1.4: Applications of Biological Psychology

Biological psychology and related neuroscience fields are highly active areas of research. Billions of dollars are invested annually and tens of thousands of researchers study the brain and behavior. The vast endeavor to understand the brain will help unravel the mysteries of human nature and our human experience. Brain research also has impactful applications—it helps to heal brain damage and psychological disorders and guides the development of artificial intelligence and brain-compatible social policies (Eagleman & Downar, 2016).

Healing the brain. Brain damage and psychological disorders affect tens of millions of people each year. Basic brain science enhances patient care and treatment. Research on cellular and molecular mechanisms in the brain can lead to new drugs, ways to regrow neurons, and increased neural plasticity. Researchers have developed groundbreaking new technology like transcranial magnetic stimulation that stimulates the brain with magnetic pulses and can treat depression, or deep brain stimulation that uses brain implants to treat diseases like Parkinson’s. Brain-computer interfaces pick up brain signals, analyze them, and translate them into commands for devices like wheelchairs or robotic arms. These can help people regain movement who have neuromuscular disorders including amyotrophic lateral sclerosis (ALS), spinal cord injury, or stroke (Figure 4).

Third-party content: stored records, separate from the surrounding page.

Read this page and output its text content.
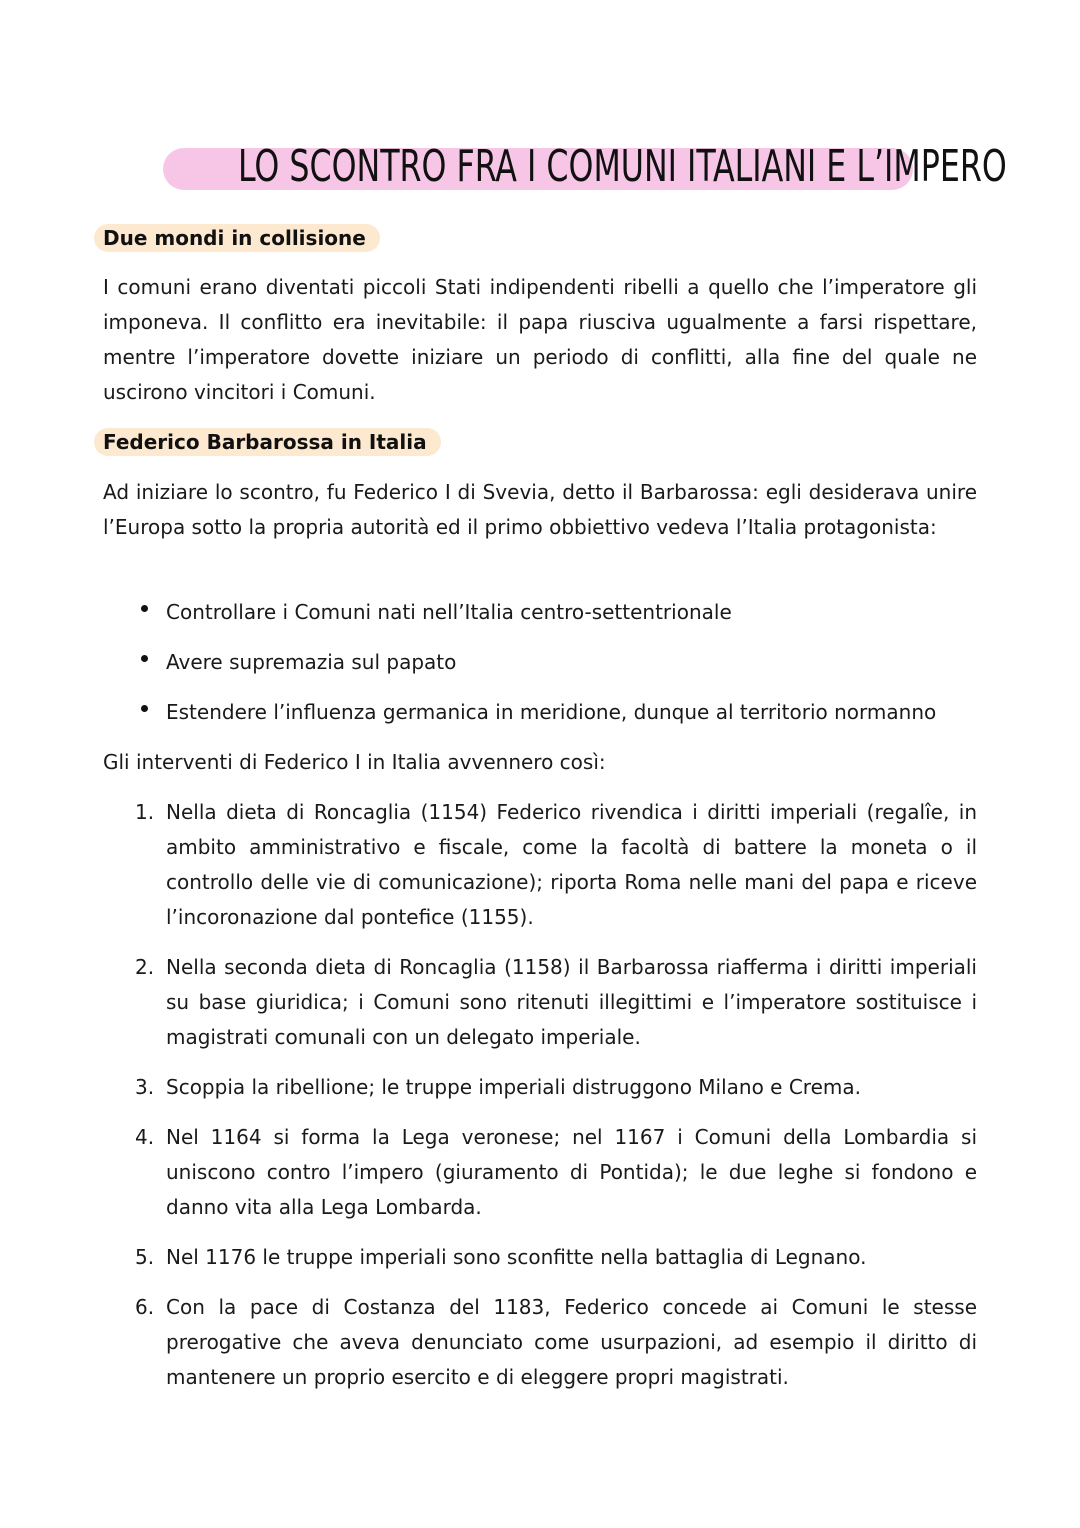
LO SCONTRO FRA I COMUNI ITALIANI E L’IMPERO
Due mondi in collisione
I comuni erano diventati piccoli Stati indipendenti ribelli a quello che l’imperatore gli imponeva. Il conflitto era inevitabile: il papa riusciva ugualmente a farsi rispettare, mentre l’imperatore dovette iniziare un periodo di conflitti, alla fine del quale ne uscirono vincitori i Comuni.
Federico Barbarossa in Italia
Ad iniziare lo scontro, fu Federico I di Svevia, detto il Barbarossa: egli desiderava unire l’Europa sotto la propria autorità ed il primo obbiettivo vedeva l’Italia protagonista:
Controllare i Comuni nati nell’Italia centro-settentrionale
Avere supremazia sul papato
Estendere l’influenza germanica in meridione, dunque al territorio normanno
Gli interventi di Federico I in Italia avvennero così:
1. Nella dieta di Roncaglia (1154) Federico rivendica i diritti imperiali (regalîe, in ambito amministrativo e fiscale, come la facoltà di battere la moneta o il controllo delle vie di comunicazione); riporta Roma nelle mani del papa e riceve l’incoronazione dal pontefice (1155).
2. Nella seconda dieta di Roncaglia (1158) il Barbarossa riafferma i diritti imperiali su base giuridica; i Comuni sono ritenuti illegittimi e l’imperatore sostituisce i magistrati comunali con un delegato imperiale.
3. Scoppia la ribellione; le truppe imperiali distruggono Milano e Crema.
4. Nel 1164 si forma la Lega veronese; nel 1167 i Comuni della Lombardia si uniscono contro l’impero (giuramento di Pontida); le due leghe si fondono e danno vita alla Lega Lombarda.
5. Nel 1176 le truppe imperiali sono sconfitte nella battaglia di Legnano.
6. Con la pace di Costanza del 1183, Federico concede ai Comuni le stesse prerogative che aveva denunciato come usurpazioni, ad esempio il diritto di mantenere un proprio esercito e di eleggere propri magistrati.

Guiding Artificial Intelligence. Neuroscience is intertwined with artificial intelligence (AI). Understanding biological brains is important for building artificial brains and neuroscience has inspired the design of AI systems (Hassabis et al., 2017). Like neurons in the human brain, artificial neural networks have many interconnected units that work in parallel. Neuroscience provided early guidance for AI-system architecture (e.g., units organized in many layers) and algorithms (e.g., a “backpropagation algorithm” that adjusts the connections between units across multiple layers to enable learning). Another example of neuroscience-inspired AI is in attention—until recently artificial neural networks processed an entire image or video frame with equal priority given to all pixels. Conversely, humans focus on one small aspect at a time and strategically shift our “spotlight of attention.” By incorporating a biologically-inspired approach with prioritized focus, AI-image processing improved performance and efficiency (Hassabis et al., 2017).

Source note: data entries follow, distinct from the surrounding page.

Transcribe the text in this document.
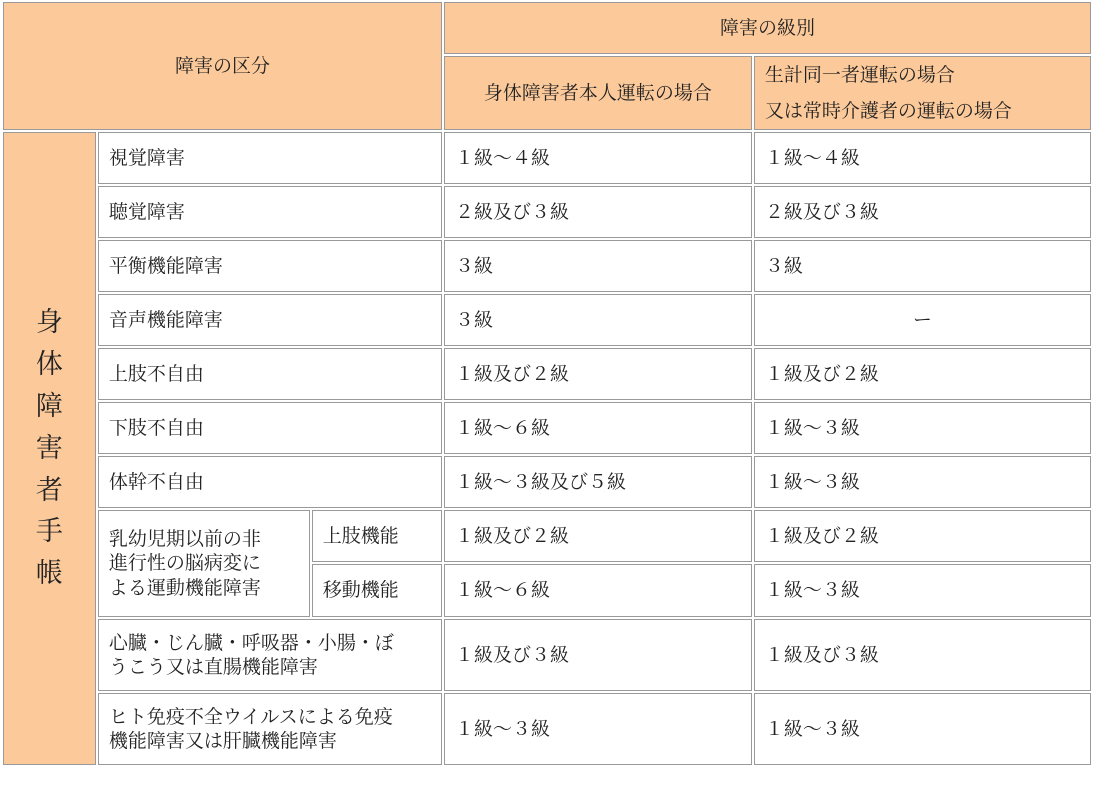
障害の区分			障害の級別	
			身体障害者本人運転の場合	生計同一者運転の場合
又は常時介護者の運転の場合
身体障害者手帳	視覚障害		１級～４級	１級～４級
	聴覚障害		２級及び３級	２級及び３級
	平衡機能障害		３級	３級
	音声機能障害		３級	ー
	上肢不自由		１級及び２級	１級及び２級
	下肢不自由		１級～６級	１級～３級
	体幹不自由		１級～３級及び５級	１級～３級
	乳幼児期以前の非
進行性の脳病変に
よる運動機能障害	上肢機能	１級及び２級	１級及び２級
		移動機能	１級～６級	１級～３級
	心臓・じん臓・呼吸器・小腸・ぼ
うこう又は直腸機能障害		１級及び３級	１級及び３級
	ヒト免疫不全ウイルスによる免疫
機能障害又は肝臓機能障害		１級～３級	１級～３級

AI has recently made dramatic advances thanks to breakthroughs in “deep learning” and “reinforcement learning” methods (wherein learning is optimized by reinforcing or rewarding when desired outcomes occur). By incorporating principles from neuroscience, AI researchers have improved the efficiency and accuracy of AI algorithms, resulting in significant advances in areas like computer vision, decision-making, and natural language processing. Popular AI tools for text generation (like ChatGPT, Claude, and LLaMa) and image creation (like Stable Diffusion and DALL-E) are built on principles derived from neuroscience. Finally, advances in AI that were inspired by neuroscience are now being applied back to neuroscience as tools to understand the brain. For example, AI and deep learning approaches can analyze neuroimaging data, build computational models to simulate and study the brain, and predict the trajectory of psychological disorders or diseases like Alzheimer’s (Kreigeskorte & Douglas, 2018; Colliot, 2023).

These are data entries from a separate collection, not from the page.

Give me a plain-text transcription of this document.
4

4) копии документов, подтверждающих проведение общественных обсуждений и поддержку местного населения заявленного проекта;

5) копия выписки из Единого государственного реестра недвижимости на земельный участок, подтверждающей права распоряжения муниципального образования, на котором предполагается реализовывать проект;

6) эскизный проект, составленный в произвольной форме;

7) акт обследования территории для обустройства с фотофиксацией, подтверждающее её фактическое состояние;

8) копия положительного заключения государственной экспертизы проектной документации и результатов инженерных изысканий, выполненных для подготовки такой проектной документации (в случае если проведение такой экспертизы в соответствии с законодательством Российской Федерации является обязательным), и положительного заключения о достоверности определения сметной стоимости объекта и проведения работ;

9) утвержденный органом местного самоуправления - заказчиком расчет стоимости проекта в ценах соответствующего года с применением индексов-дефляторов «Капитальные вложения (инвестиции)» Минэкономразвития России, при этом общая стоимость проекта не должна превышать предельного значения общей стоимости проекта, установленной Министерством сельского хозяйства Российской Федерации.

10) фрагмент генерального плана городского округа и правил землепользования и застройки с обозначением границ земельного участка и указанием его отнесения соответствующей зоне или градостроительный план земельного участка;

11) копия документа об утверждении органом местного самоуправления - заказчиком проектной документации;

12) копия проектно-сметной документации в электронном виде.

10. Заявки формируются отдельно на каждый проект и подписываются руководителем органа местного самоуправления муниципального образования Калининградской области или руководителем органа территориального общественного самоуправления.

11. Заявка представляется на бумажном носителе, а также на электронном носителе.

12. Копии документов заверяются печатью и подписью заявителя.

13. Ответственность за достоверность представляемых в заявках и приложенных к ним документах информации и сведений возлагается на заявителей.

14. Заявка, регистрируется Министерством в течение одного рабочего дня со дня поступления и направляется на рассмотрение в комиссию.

Brain-compatible social policies. As outlined by Eagleman and Downar (2016), brain science can also have payoffs in guiding brain-compatible social policies. For example, psychology and neuroscience research has implications for how to view and address drug addiction. Advances in psychopharmacology and neuroscience reveal that addiction is driven by brain processes. As a result, policies that attack only drug supply are typically unsuccessful—if one point of supply is busted, another will pop up soon because the demand remains. Instead, policies should focus on attacking the demand for drugs. Treatments rooted in disrupting the brain circuits driving addiction will be more effective than an incarceration-focused approach.

Finally, a large portion of the prison population in the U.S. is mentally ill. The prevalence of serious mental illness in jail inmates is around 15% for men and 31% for women (Steadman et al., 2009). Jails and prisons have become mental health care facilities. For example, the Rikers Island prison is New York’s largest mental institution (Ransom & Harris, 2023), and more mentally ill persons are in jails and prisons than are in hospitals (Torrey et al., 2010). Brain science demonstrates that psychological disorders are rooted in the brain, so one must ask whether policies that support and treat those with mental-health problems might keep them from committing crimes, and whether a treatment approach could be more humane and cost-effective (Eagleman & Downar, 2016).